Couric noted that the cuts to research funding were not across the board, and wondered if conservative and Trump-supporting states were getting more research money than those who typically have a more liberal voting population.

Slotkin said that was something congressional leaders were watching very closely. She also said that some of her more conservative colleagues, like Republican U.S. Sen. Katie Britt of Alabama, have been speaking loudly about the cuts to her state’s premier research school at the University of Alabama. Couric noted that the university was a top-tier cancer research facility.

Slotkin said there was also a national security component to the cuts, with China quadrupling the money it spends on medical research.

“They know what’s going on. This is their moment to grab the reins of global science leadership and take it, and just like Dr Bernard said, you add in technology, AI and this is an exceptional moment,” Slotkin said. “But I always ask Americans: if the new wonder drug is developed and tested in China, do you feel comfortable with that? Do you feel comfortable ceding the newest developments and breakthroughs to another country?”
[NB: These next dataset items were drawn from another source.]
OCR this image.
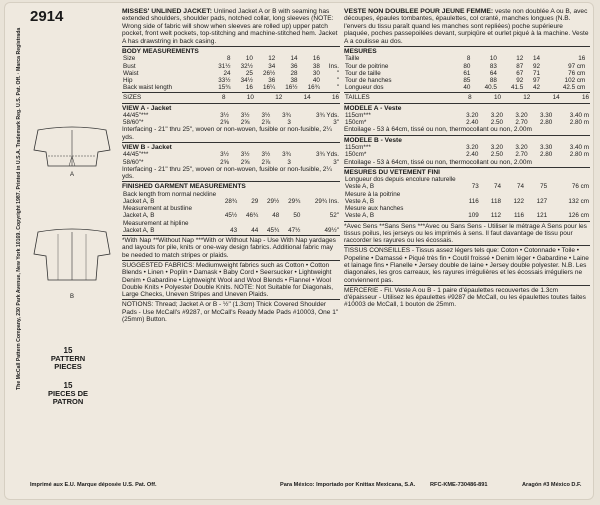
The McCall Pattern Company, 230 Park Avenue, New York 10169. Copyright 1987. Printed in U.S.A. Trademark Reg. U.S. Pat. Off. · Marca Registrada
2914
A
B
15
PATTERN PIECES
15
PIECES DE PATRON
MISSES' UNLINED JACKET: Unlined Jacket A or B with seaming has extended shoulders, shoulder pads, notched collar, long sleeves (NOTE: Wrong side of fabric will show when sleeves are rolled up) upper patch pocket, front welt pockets, top-stitching and machine-stitched hem. Jacket A has drawstring in back casing.
BODY MEASUREMENTS
Size	8	10	12	14	16	
Bust	31½	32½	34	36	38	Ins.
Waist	24	25	26½	28	30	"
Hip	33½	34½	36	38	40	"
Back waist length	15¾	16	16¼	16½	16¾	"
SIZES	8	10	12	14	16
VIEW A - Jacket
44/45"***	3½	3½	3½	3¾	3¾ Yds.
58/60"*	2⅝	2⅝	2⅞	3	3"
Interfacing - 21" thru 25", woven or non-woven, fusible or non-fusible, 2¼ yds.
VIEW B - Jacket
44/45"***	3½	3½	3½	3¾	3¾ Yds.
58/60"*	2⅝	2⅝	2⅞	3	3"
Interfacing - 21" thru 25", woven or non-woven, fusible or non-fusible, 2¼ yds.
FINISHED GARMENT MEASUREMENTS
Back length from normal neckline					
Jacket A, B	28¾	29	29½	29¾	29¾ Ins.
Measurement at bustline					
Jacket A, B	45½	46¾	48	50	52"
Measurement at hipline					
Jacket A, B	43	44	45¾	47½	49½"
*With Nap **Without Nap ***With or Without Nap - Use With Nap yardages and layouts for pile, knits or one-way design fabrics. Additional fabric may be needed to match stripes or plaids.
SUGGESTED FABRICS: Mediumweight fabrics such as Cotton • Cotton Blends • Linen • Poplin • Damask • Baby Cord • Seersucker • Lightweight Denim • Gabardine • Lightweight Wool and Wool Blends • Flannel • Wool Double Knits • Polyester Double Knits. NOTE: Not Suitable for Diagonals, Large Checks, Uneven Stripes and Uneven Plaids.
NOTIONS: Thread; Jacket A or B - ½" (1.3cm) Thick Covered Shoulder Pads - Use McCall's #9287, or McCall's Ready Made Pads #10003, One 1" (25mm) Button.
VESTE NON DOUBLEE POUR JEUNE FEMME: veste non doublée A ou B, avec découpes, épaules tombantes, épaulettes, col cranté, manches longues (N.B. l'envers du tissu paraît quand les manches sont repliées) poche supérieure plaquée, poches passepoilées devant, surpiqûre et ourlet piqué à la machine. Veste A a coulisse au dos.
MESURES
Taille	8	10	12	14	16	
Tour de poitrine	80	83	87	92	97 cm	
Tour de taille	61	64	67	71	76 cm	
Tour de hanches	85	88	92	97	102 cm	
Longueur dos	40	40.5	41.5	42	42.5 cm	
TAILLES	8	10	12	14	16
MODELE A - Veste
115cm***	3.20	3.20	3.20	3.30	3.40 m
150cm*	2.40	2.50	2.70	2.80	2.80 m
Entoilage - 53 à 64cm, tissé ou non, thermocollant ou non, 2.00m
MODELE B - Veste
115cm***	3.20	3.20	3.20	3.30	3.40 m
150cm*	2.40	2.50	2.70	2.80	2.80 m
Entoilage - 53 à 64cm, tissé ou non, thermocollant ou non, 2.00m
MESURES DU VETEMENT FINI
Longueur dos depuis encolure naturelle					
Veste A, B	73	74	74	75	76 cm
Mesure à la poitrine					
Veste A, B	116	118	122	127	132 cm
Mesure aux hanches					
Veste A, B	109	112	116	121	126 cm
*Avec Sens **Sans Sens ***Avec ou Sans Sens - Utiliser le métrage A Sens pour les tissus poilus, les jerseys ou les imprimés à sens. Il faut davantage de tissu pour raccorder les rayures ou les écossais.
TISSUS CONSEILLES - Tissus assez légers tels que: Coton • Cotonnade • Toile • Popeline • Damassé • Piqué très fin • Coutil froissé • Denim léger • Gabardine • Laine et lainage fins • Flanelle • Jersey double de laine • Jersey double polyester. N.B. Les diagonales, les gros carreaux, les rayures irrégulières et les écossais irréguliers ne conviennent pas.
MERCERIE - Fil. Veste A ou B - 1 paire d'épaulettes recouvertes de 1.3cm d'épaisseur - Utilisez les épaulettes #9287 de McCall, ou les épaulettes toutes faites #10003 de McCall, 1 bouton de 25mm.
Imprimé aux E.U. Marque déposée U.S. Pat. Off.	Para México: Importado por Knittax Mexicana, S.A.	RFC-KME-730486-891	Aragón #3 México D.F.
Slotkin added that it would be difficult to know what rigors those drugs or therapies went through to measure effectiveness and safety because they weren’t going through channels that ensure them here in the United States.

And, if the nation gets into a military or political conflict with China or its proxies, they could pull those lifesaving drugs, manufactured on their soil, from American or allied markets.

“I don’t like it when countries that have been adversarial with us have that power over us. So to me, not only am I worried about scientists going over to other countries, not coming to our universities; that brain drain,” Slotkin said. “I’m worried about them investing a lot in research, developing things that are important for global health, and then withholding them as punishment to the United States if they want.”